Supporting role: Big Little Toys   

May 1, 2018

Big Little Toys, a Durham-based educational toy manufacturer, is looking to extend its international reach after securing contracts with three overseas distributors in Australia, South Africa and New Zealand, with help from the Department for International Trade (DIT) North East. Here, Sarah Greenwell, founder and CEO of Big Little Toys, and John Doolan, DIT international trade adviser, explain more

Sarah Greenwell 

I established Big Little Toys after searching for a toy to give to my daughter that would also become a Christmas tradition. When I couldn’t find anything, I decided to make my very own Christmas elf toy. Recognising a gap in the market, I launched the company in September 2015 and dispatched the products from my kitchen table. To my surprise and delight, they sold out in under ten weeks.

Initially, I didn’t proactively explore the idea of exporting but found that we were getting orders from overseas and quickly realised that there was a clear demand for the product abroad.

I started working with DIT in 2016 as I wanted to tap into the team’s expertise.

DIT helped Big Little Toys in so many ways – including identifying overseas opportunities, providing advice on our distribution deals and helping us crystallise our business plan to match our market ambitions. John provided ongoing one-to-one coaching sessions, advised us on international logistics and helped us in ensuring our products met international toy safety standards.

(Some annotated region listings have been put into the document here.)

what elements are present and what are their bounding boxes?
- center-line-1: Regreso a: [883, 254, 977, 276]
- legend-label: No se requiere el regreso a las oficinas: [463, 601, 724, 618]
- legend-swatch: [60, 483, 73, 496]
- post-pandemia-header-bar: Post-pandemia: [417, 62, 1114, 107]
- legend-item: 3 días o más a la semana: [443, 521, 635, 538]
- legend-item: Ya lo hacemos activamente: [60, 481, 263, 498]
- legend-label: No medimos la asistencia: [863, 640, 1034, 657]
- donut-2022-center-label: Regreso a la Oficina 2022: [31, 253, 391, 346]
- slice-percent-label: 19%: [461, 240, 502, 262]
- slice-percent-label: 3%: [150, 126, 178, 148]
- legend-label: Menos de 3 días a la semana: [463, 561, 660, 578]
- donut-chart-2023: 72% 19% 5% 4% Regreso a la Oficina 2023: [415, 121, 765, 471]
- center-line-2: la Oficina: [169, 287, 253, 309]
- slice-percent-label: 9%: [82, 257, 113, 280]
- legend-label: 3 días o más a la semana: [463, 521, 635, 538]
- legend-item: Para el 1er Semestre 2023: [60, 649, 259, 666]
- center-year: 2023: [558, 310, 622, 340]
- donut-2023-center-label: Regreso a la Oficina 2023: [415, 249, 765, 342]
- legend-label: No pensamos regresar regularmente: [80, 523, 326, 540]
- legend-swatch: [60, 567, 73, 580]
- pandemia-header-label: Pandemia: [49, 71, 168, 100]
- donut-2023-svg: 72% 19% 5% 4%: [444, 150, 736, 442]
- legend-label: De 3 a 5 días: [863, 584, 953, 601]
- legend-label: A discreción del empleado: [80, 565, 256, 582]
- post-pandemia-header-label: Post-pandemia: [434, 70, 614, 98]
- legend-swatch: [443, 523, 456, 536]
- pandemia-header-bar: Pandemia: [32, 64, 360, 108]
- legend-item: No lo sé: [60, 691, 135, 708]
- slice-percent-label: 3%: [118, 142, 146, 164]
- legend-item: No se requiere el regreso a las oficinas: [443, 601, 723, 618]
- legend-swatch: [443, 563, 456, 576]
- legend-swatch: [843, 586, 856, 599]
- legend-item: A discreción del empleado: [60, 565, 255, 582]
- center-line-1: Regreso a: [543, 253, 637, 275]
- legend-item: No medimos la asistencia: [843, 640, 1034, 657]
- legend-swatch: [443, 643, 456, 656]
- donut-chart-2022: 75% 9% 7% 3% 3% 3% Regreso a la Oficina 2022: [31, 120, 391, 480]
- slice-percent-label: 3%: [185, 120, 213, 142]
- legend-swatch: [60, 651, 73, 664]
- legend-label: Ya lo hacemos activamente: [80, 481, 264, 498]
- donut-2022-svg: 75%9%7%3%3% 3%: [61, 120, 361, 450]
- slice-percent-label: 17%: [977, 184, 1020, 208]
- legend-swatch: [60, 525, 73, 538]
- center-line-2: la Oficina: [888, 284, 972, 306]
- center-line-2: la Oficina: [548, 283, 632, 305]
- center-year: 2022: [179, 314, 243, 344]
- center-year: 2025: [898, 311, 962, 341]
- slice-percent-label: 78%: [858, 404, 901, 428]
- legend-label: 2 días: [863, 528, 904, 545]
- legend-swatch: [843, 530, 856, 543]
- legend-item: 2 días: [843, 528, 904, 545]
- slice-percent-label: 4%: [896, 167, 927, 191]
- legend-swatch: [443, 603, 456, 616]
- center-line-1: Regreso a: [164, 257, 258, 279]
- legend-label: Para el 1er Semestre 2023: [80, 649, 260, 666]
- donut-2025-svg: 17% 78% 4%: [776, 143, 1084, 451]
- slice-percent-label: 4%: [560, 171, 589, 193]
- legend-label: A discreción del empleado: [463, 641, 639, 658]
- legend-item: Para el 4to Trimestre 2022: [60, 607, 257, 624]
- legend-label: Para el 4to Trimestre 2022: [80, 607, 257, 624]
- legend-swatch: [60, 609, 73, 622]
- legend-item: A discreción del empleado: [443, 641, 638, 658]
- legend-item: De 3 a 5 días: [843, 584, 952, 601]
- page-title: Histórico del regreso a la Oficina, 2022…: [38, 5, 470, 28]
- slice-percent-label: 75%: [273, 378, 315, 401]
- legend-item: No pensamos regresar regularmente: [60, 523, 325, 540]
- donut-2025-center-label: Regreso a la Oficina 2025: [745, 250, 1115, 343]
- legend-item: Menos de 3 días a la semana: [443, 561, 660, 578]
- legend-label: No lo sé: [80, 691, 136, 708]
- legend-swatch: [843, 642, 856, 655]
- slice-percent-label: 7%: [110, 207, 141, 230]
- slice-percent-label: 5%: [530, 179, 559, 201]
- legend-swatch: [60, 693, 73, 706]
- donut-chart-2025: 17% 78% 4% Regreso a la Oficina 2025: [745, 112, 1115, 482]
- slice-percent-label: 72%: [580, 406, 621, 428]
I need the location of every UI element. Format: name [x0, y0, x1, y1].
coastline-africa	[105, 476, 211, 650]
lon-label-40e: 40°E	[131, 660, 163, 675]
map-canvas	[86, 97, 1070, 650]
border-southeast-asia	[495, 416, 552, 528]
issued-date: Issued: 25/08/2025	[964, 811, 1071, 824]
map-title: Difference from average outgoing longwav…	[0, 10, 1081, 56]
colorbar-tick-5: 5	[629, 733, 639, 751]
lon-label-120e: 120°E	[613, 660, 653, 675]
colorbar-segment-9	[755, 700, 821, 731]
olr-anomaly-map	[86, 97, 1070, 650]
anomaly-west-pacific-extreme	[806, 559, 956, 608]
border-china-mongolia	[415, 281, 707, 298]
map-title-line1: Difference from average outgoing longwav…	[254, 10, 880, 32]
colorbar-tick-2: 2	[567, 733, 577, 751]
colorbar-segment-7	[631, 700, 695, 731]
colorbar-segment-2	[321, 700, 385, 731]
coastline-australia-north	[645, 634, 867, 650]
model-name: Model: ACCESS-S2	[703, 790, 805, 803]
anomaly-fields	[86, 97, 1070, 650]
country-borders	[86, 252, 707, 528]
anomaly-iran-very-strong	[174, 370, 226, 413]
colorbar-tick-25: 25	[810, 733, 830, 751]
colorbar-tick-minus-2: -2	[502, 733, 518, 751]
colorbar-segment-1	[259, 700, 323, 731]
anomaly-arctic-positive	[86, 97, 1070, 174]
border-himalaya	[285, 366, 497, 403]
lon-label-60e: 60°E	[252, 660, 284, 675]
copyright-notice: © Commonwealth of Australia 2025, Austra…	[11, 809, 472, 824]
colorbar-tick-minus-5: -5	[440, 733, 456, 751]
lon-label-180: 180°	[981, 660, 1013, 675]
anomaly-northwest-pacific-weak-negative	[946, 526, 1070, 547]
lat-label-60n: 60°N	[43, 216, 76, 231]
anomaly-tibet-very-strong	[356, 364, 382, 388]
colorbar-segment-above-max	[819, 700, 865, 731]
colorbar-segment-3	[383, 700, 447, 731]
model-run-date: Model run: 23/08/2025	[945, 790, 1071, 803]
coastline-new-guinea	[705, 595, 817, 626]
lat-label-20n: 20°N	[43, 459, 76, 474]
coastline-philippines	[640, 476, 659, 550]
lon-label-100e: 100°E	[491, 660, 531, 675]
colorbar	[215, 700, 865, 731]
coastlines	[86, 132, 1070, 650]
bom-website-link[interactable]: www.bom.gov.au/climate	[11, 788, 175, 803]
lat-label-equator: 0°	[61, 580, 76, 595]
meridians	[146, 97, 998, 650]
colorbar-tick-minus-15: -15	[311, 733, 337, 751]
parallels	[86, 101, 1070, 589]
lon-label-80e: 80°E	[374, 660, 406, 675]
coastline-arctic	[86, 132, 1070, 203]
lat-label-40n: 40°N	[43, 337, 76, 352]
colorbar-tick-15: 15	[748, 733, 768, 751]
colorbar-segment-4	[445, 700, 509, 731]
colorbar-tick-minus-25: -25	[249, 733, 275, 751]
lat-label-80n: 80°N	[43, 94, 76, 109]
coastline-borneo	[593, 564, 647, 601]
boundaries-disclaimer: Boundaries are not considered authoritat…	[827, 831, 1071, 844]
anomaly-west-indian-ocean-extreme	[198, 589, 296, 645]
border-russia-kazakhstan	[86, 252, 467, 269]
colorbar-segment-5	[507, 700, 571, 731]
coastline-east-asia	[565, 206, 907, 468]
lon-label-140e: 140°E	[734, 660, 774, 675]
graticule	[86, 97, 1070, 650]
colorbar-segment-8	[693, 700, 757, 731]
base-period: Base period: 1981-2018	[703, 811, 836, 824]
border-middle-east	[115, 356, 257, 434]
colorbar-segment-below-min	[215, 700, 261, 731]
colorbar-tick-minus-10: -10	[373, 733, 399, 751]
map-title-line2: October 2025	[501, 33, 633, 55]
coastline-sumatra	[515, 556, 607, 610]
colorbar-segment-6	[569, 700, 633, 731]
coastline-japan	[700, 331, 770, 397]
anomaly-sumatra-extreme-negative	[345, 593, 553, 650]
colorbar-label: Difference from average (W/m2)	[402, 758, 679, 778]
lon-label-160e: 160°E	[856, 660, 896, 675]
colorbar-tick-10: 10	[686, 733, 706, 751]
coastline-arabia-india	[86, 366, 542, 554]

During the Christmas period of 2016, Big Little Toys began to get initial enquiries from Australia and the US and by Christmas 2017, we had set up a dedicated Australian e-commerce site to meet the growing demand and appointed a distributor.

Big Little Toys has gone on to secure on-the-ground distributors in South Africa and New Zealand. At the same time, we were selling our products to individual customers around the world – including China, the US and Canada – through our website.

We’re now actively looking to grow our presence in several markets over the coming year, including the United States, Scandinavia and the Baltics.

My advice to a company looking to export for the first time is make the most of the wealth of support that’s available. If a small start-up from Durham can do it, anyone can.

John Doolan 

We first started working with Sarah in September 2016. Australia was a market of particular interest to Big Little Toys, and as I had worked and lived there, I was able to work alongside the British Consulate-General in Sydney to help Sarah develop an export strategy with my first-hand knowledge of the market.

We helped Sarah to identify routes to market – both in Australia and other territories  – and explored how the product would be received. Knowing the demands of each market means that you’re able to be effective in your export strategy, tailoring your approach for each market. We worked with her through one-on-one coaching sessions, which really helped us build a solid understanding of her company, her aspirations and her products. This allows us to provide timely support with any exporting challenges she may come across.

I saw huge opportunity for international success with Big Little Toys. Its products translate globally and the idea of a product that promotes family bonding means that it is naturally set apart in the toy market. On top of that, Sarah’s sheer determination to seek support and overcome hurdles means she was already setting herself up to succeed.

Our main advice to Sarah, and other exporters, is to research, research, research. If you’re well prepared, then you’ll be in the best possible position to tackle any challenges you come across at home and abroad. DIT can help by sharing their insight and by pointing you in the right direction for answers.
Sarah and I are still meeting regularly, and DIT is now looking at how we can help Big Little Toys address the next stage of their exporting journey into new territories.